Coronavirus: Thread

grarpamp grarpamp at gmail.com
Wed Oct 6 23:27:52 PDT 2021


Death Perspective, Vaccines, FUD and Hypocrisy...


WHO Approves First Malaria Vaccine After 30 Years Of Development

https://www.wsj.com/articles/worlds-first-malaria-vaccine-gets-who-backing-for-sub-saharan-africa-11633535575

More than three decades after scientists at GlaxoSmithKline started
developing it, a malaria vaccine was finally approved Wednesday by the
WHO. The vaccine could help save the lives of 400,000 people who still
succumb to malaria every year (more than 50% are children under 5),
most in sub-Saharan Africa. The vaccine is formulated for inoculating
young children as well as adults.

Per WSJ, the WHO's endorsement is a critical step for enabling
production and the rollout of the jab, which unfortunately could take
years to come into wide use across the continent of Africa.

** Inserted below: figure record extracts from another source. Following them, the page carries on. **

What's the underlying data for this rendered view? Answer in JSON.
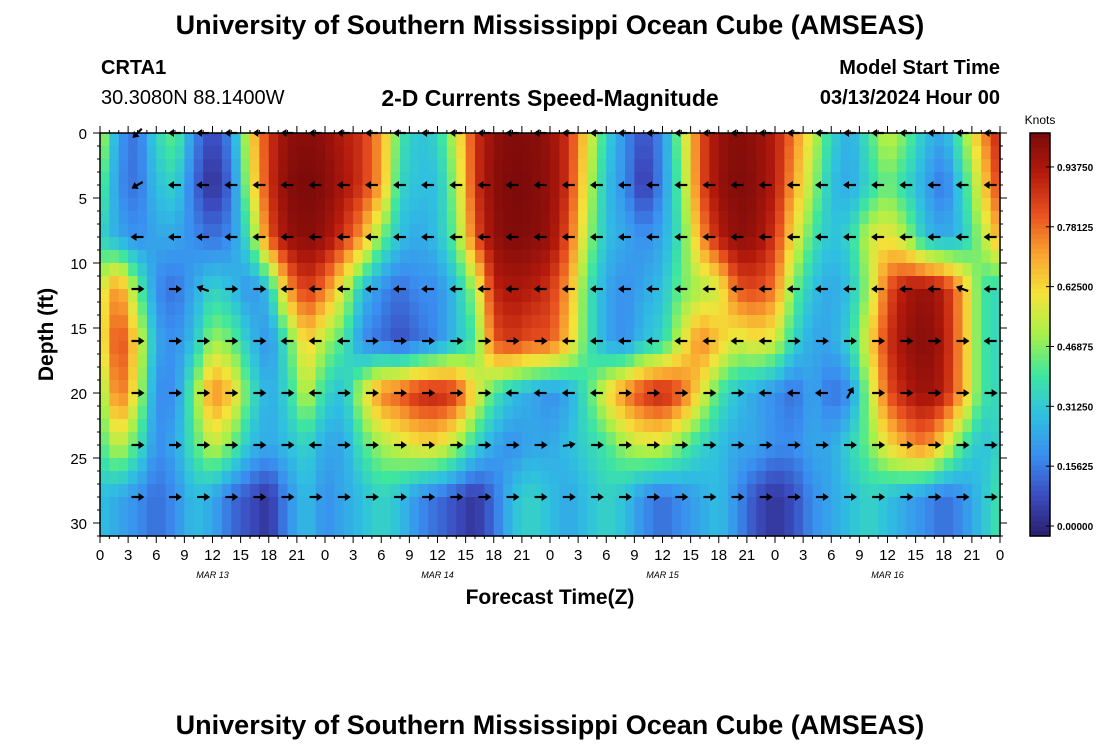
{
  "header": {
    "title": "University of Southern Mississippi Ocean Cube (AMSEAS)",
    "station_id": "CRTA1",
    "station_coords": "30.3080N  88.1400W",
    "subtitle": "2-D Currents Speed-Magnitude",
    "model_start_label": "Model Start Time",
    "model_start_value": "03/13/2024 Hour 00"
  },
  "footer": {
    "title": "University of Southern Mississippi Ocean Cube (AMSEAS)"
  },
  "chart_data": {
    "type": "heatmap",
    "title": "2-D Currents Speed-Magnitude",
    "xlabel": "Forecast Time(Z)",
    "ylabel": "Depth (ft)",
    "x_unit": "hours since 03/13/2024 00Z",
    "xlim": [
      0,
      96
    ],
    "ylim": [
      0,
      31
    ],
    "x_tick_hours": [
      0,
      3,
      6,
      9,
      12,
      15,
      18,
      21,
      24,
      27,
      30,
      33,
      36,
      39,
      42,
      45,
      48,
      51,
      54,
      57,
      60,
      63,
      66,
      69,
      72,
      75,
      78,
      81,
      84,
      87,
      90,
      93,
      96
    ],
    "x_tick_labels": [
      "0",
      "3",
      "6",
      "9",
      "12",
      "15",
      "18",
      "21",
      "0",
      "3",
      "6",
      "9",
      "12",
      "15",
      "18",
      "21",
      "0",
      "3",
      "6",
      "9",
      "12",
      "15",
      "18",
      "21",
      "0",
      "3",
      "6",
      "9",
      "12",
      "15",
      "18",
      "21",
      "0"
    ],
    "date_labels": [
      {
        "hour": 12,
        "text": "MAR 13"
      },
      {
        "hour": 36,
        "text": "MAR 14"
      },
      {
        "hour": 60,
        "text": "MAR 15"
      },
      {
        "hour": 84,
        "text": "MAR 16"
      }
    ],
    "y_ticks": [
      0,
      5,
      10,
      15,
      20,
      25,
      30
    ],
    "y_tick_labels": [
      "0",
      "5",
      "10",
      "15",
      "20",
      "25",
      "30"
    ],
    "colorbar": {
      "unit": "Knots",
      "range": [
        0,
        1.0
      ],
      "tick_values": [
        0.0,
        0.15625,
        0.3125,
        0.46875,
        0.625,
        0.78125,
        0.9375
      ],
      "tick_labels": [
        "0.00000",
        "0.15625",
        "0.31250",
        "0.46875",
        "0.62500",
        "0.78125",
        "0.93750"
      ],
      "colors": [
        "#2b1d6b",
        "#3b4cc0",
        "#3a8ef0",
        "#2fc0e0",
        "#3ee6a0",
        "#a8f04a",
        "#f4e33a",
        "#f9a330",
        "#e8501f",
        "#b41a0c",
        "#7a0a0a"
      ]
    },
    "depth_levels_ft": [
      0,
      4,
      8,
      12,
      16,
      20,
      24,
      28
    ],
    "speed_grid_hours": [
      0,
      2,
      4,
      6,
      8,
      10,
      12,
      14,
      16,
      18,
      20,
      22,
      24,
      26,
      28,
      30,
      32,
      34,
      36,
      38,
      40,
      42,
      44,
      46,
      48,
      50,
      52,
      54,
      56,
      58,
      60,
      62,
      64,
      66,
      68,
      70,
      72,
      74,
      76,
      78,
      80,
      82,
      84,
      86,
      88,
      90,
      92,
      94,
      96
    ],
    "speed": [
      [
        0.55,
        0.22,
        0.15,
        0.35,
        0.45,
        0.2,
        0.08,
        0.2,
        0.6,
        0.85,
        0.96,
        0.98,
        0.96,
        0.9,
        0.85,
        0.7,
        0.4,
        0.3,
        0.35,
        0.55,
        0.85,
        0.96,
        0.99,
        0.98,
        0.95,
        0.85,
        0.6,
        0.35,
        0.2,
        0.1,
        0.2,
        0.5,
        0.8,
        0.95,
        0.98,
        0.96,
        0.9,
        0.75,
        0.55,
        0.35,
        0.25,
        0.4,
        0.55,
        0.45,
        0.3,
        0.25,
        0.45,
        0.7,
        0.9
      ],
      [
        0.45,
        0.2,
        0.15,
        0.3,
        0.35,
        0.15,
        0.03,
        0.15,
        0.55,
        0.85,
        0.98,
        1.0,
        0.98,
        0.92,
        0.85,
        0.7,
        0.35,
        0.3,
        0.3,
        0.5,
        0.85,
        0.97,
        1.0,
        0.99,
        0.96,
        0.85,
        0.55,
        0.3,
        0.2,
        0.05,
        0.2,
        0.45,
        0.8,
        0.95,
        0.99,
        0.97,
        0.9,
        0.7,
        0.5,
        0.3,
        0.25,
        0.35,
        0.45,
        0.35,
        0.25,
        0.15,
        0.35,
        0.6,
        0.85
      ],
      [
        0.35,
        0.25,
        0.2,
        0.25,
        0.25,
        0.2,
        0.15,
        0.2,
        0.4,
        0.8,
        0.95,
        0.98,
        0.95,
        0.85,
        0.7,
        0.45,
        0.3,
        0.25,
        0.3,
        0.45,
        0.8,
        0.96,
        0.99,
        0.98,
        0.95,
        0.8,
        0.5,
        0.3,
        0.25,
        0.2,
        0.25,
        0.4,
        0.7,
        0.9,
        0.97,
        0.95,
        0.85,
        0.6,
        0.4,
        0.3,
        0.35,
        0.55,
        0.6,
        0.5,
        0.3,
        0.25,
        0.3,
        0.5,
        0.7
      ],
      [
        0.55,
        0.75,
        0.45,
        0.2,
        0.15,
        0.25,
        0.35,
        0.3,
        0.2,
        0.3,
        0.7,
        0.85,
        0.75,
        0.55,
        0.3,
        0.2,
        0.15,
        0.2,
        0.2,
        0.3,
        0.5,
        0.88,
        0.92,
        0.9,
        0.85,
        0.7,
        0.4,
        0.25,
        0.2,
        0.25,
        0.3,
        0.45,
        0.5,
        0.55,
        0.8,
        0.82,
        0.75,
        0.45,
        0.3,
        0.25,
        0.3,
        0.5,
        0.8,
        0.92,
        0.95,
        0.9,
        0.7,
        0.4,
        0.35
      ],
      [
        0.55,
        0.85,
        0.6,
        0.25,
        0.2,
        0.3,
        0.5,
        0.45,
        0.3,
        0.2,
        0.4,
        0.65,
        0.5,
        0.4,
        0.2,
        0.15,
        0.1,
        0.15,
        0.2,
        0.3,
        0.4,
        0.8,
        0.85,
        0.8,
        0.8,
        0.65,
        0.4,
        0.25,
        0.2,
        0.3,
        0.35,
        0.55,
        0.75,
        0.65,
        0.55,
        0.6,
        0.55,
        0.35,
        0.25,
        0.25,
        0.35,
        0.6,
        0.85,
        0.95,
        0.98,
        0.92,
        0.7,
        0.4,
        0.35
      ],
      [
        0.45,
        0.8,
        0.55,
        0.2,
        0.2,
        0.45,
        0.75,
        0.65,
        0.4,
        0.25,
        0.35,
        0.55,
        0.35,
        0.3,
        0.55,
        0.75,
        0.8,
        0.88,
        0.9,
        0.85,
        0.6,
        0.4,
        0.3,
        0.25,
        0.2,
        0.25,
        0.4,
        0.6,
        0.75,
        0.85,
        0.9,
        0.8,
        0.6,
        0.4,
        0.3,
        0.25,
        0.2,
        0.15,
        0.25,
        0.15,
        0.2,
        0.5,
        0.8,
        0.9,
        0.95,
        0.9,
        0.7,
        0.4,
        0.35
      ],
      [
        0.4,
        0.55,
        0.4,
        0.2,
        0.25,
        0.4,
        0.55,
        0.45,
        0.3,
        0.25,
        0.3,
        0.35,
        0.25,
        0.25,
        0.4,
        0.5,
        0.55,
        0.6,
        0.6,
        0.5,
        0.35,
        0.25,
        0.2,
        0.25,
        0.25,
        0.3,
        0.35,
        0.4,
        0.5,
        0.55,
        0.55,
        0.45,
        0.35,
        0.3,
        0.25,
        0.25,
        0.2,
        0.2,
        0.25,
        0.25,
        0.35,
        0.45,
        0.6,
        0.7,
        0.75,
        0.6,
        0.4,
        0.3,
        0.35
      ],
      [
        0.3,
        0.25,
        0.2,
        0.15,
        0.2,
        0.3,
        0.25,
        0.15,
        0.1,
        0.05,
        0.2,
        0.3,
        0.2,
        0.25,
        0.3,
        0.35,
        0.3,
        0.2,
        0.15,
        0.1,
        0.05,
        0.15,
        0.3,
        0.35,
        0.3,
        0.25,
        0.3,
        0.35,
        0.3,
        0.2,
        0.15,
        0.2,
        0.25,
        0.3,
        0.2,
        0.1,
        0.05,
        0.1,
        0.2,
        0.25,
        0.3,
        0.35,
        0.3,
        0.25,
        0.2,
        0.15,
        0.2,
        0.3,
        0.4
      ]
    ],
    "current_vectors_hours": [
      4,
      8,
      11,
      14,
      17,
      20,
      23,
      26,
      29,
      32,
      35,
      38,
      41,
      44,
      47,
      50,
      53,
      56,
      59,
      62,
      65,
      68,
      71,
      74,
      77,
      80,
      83,
      86,
      89,
      92,
      95
    ],
    "current_vectors_dir_deg": [
      [
        135,
        180,
        180,
        180,
        180,
        180,
        180,
        180,
        180,
        180,
        180,
        180,
        180,
        180,
        180,
        180,
        180,
        180,
        180,
        180,
        180,
        180,
        180,
        180,
        180,
        180,
        180,
        180,
        180,
        180,
        180
      ],
      [
        150,
        180,
        180,
        180,
        180,
        180,
        180,
        180,
        180,
        180,
        180,
        180,
        180,
        180,
        180,
        180,
        180,
        180,
        180,
        180,
        180,
        180,
        180,
        180,
        180,
        180,
        180,
        180,
        180,
        180,
        180
      ],
      [
        180,
        180,
        180,
        180,
        180,
        180,
        180,
        180,
        180,
        180,
        180,
        180,
        180,
        180,
        180,
        180,
        180,
        180,
        180,
        180,
        180,
        180,
        180,
        180,
        180,
        180,
        180,
        180,
        180,
        180,
        180
      ],
      [
        0,
        0,
        200,
        0,
        0,
        180,
        180,
        180,
        180,
        180,
        180,
        180,
        180,
        180,
        180,
        180,
        180,
        180,
        180,
        180,
        180,
        180,
        180,
        180,
        180,
        180,
        180,
        180,
        180,
        200,
        180
      ],
      [
        0,
        0,
        0,
        0,
        0,
        180,
        180,
        180,
        0,
        0,
        0,
        0,
        0,
        0,
        0,
        180,
        180,
        180,
        180,
        180,
        180,
        180,
        180,
        0,
        0,
        0,
        0,
        0,
        0,
        0,
        180
      ],
      [
        0,
        0,
        0,
        0,
        0,
        0,
        180,
        0,
        0,
        0,
        0,
        0,
        0,
        180,
        180,
        180,
        180,
        0,
        0,
        0,
        0,
        0,
        180,
        180,
        180,
        300,
        0,
        0,
        0,
        0,
        0
      ],
      [
        0,
        0,
        0,
        0,
        0,
        0,
        180,
        0,
        0,
        0,
        0,
        0,
        0,
        0,
        0,
        350,
        0,
        0,
        0,
        0,
        0,
        0,
        0,
        0,
        0,
        0,
        0,
        0,
        0,
        0,
        0
      ],
      [
        0,
        0,
        0,
        0,
        0,
        0,
        0,
        0,
        0,
        0,
        0,
        0,
        0,
        0,
        0,
        0,
        0,
        0,
        0,
        0,
        0,
        0,
        0,
        0,
        0,
        0,
        0,
        0,
        0,
        0,
        0
      ]
    ]
  }
}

The malaria jab will be administered in four doses. It has already
been used to inoculate more than 800K children in Ghana, Kenya and
Malawi as part of a long-running pilot program.

In a press release announcing its approval, the WHO said the jab
offers "a glimmer of hope" for the Continent's most vulnerable
children and others.

    "Today’s recommendation offers a glimmer of hope for the continent
which shoulders the heaviest burden of the disease and we expect many
more African children to be protected from malaria and grow into
healthy adults," said WHO Regional Director for Africa Matshidiso
Moeti in the release.

Notably, the vaccine - called TS,S or Mosquirix - is the first jab to
ever be deployed against a parasitic disease. The jab was designed to
work against Plasmodium falciparum, the most common malaria parasite
in Africa, and the deadliest.

    “This is a historic moment. The long-awaited malaria vaccine for
children is a breakthrough for science, child health and malaria
control,” WHO Director-General Tedros Adhanom Ghebreyesus said in the
press release.

But before anybody gets too excited, WSJ points out that the vaccine
was only shown to reduce severe malaria cases by 30%. Because of this,
and the difficulty of distribution, it could take years to see how
effective the vaccine is in the real world.

While it typically doesn't overwhelm hospitals, malaria has been
steadily killing people by the hundreds of thousands for years.

Yet its development and approval wasn't considered an emergency?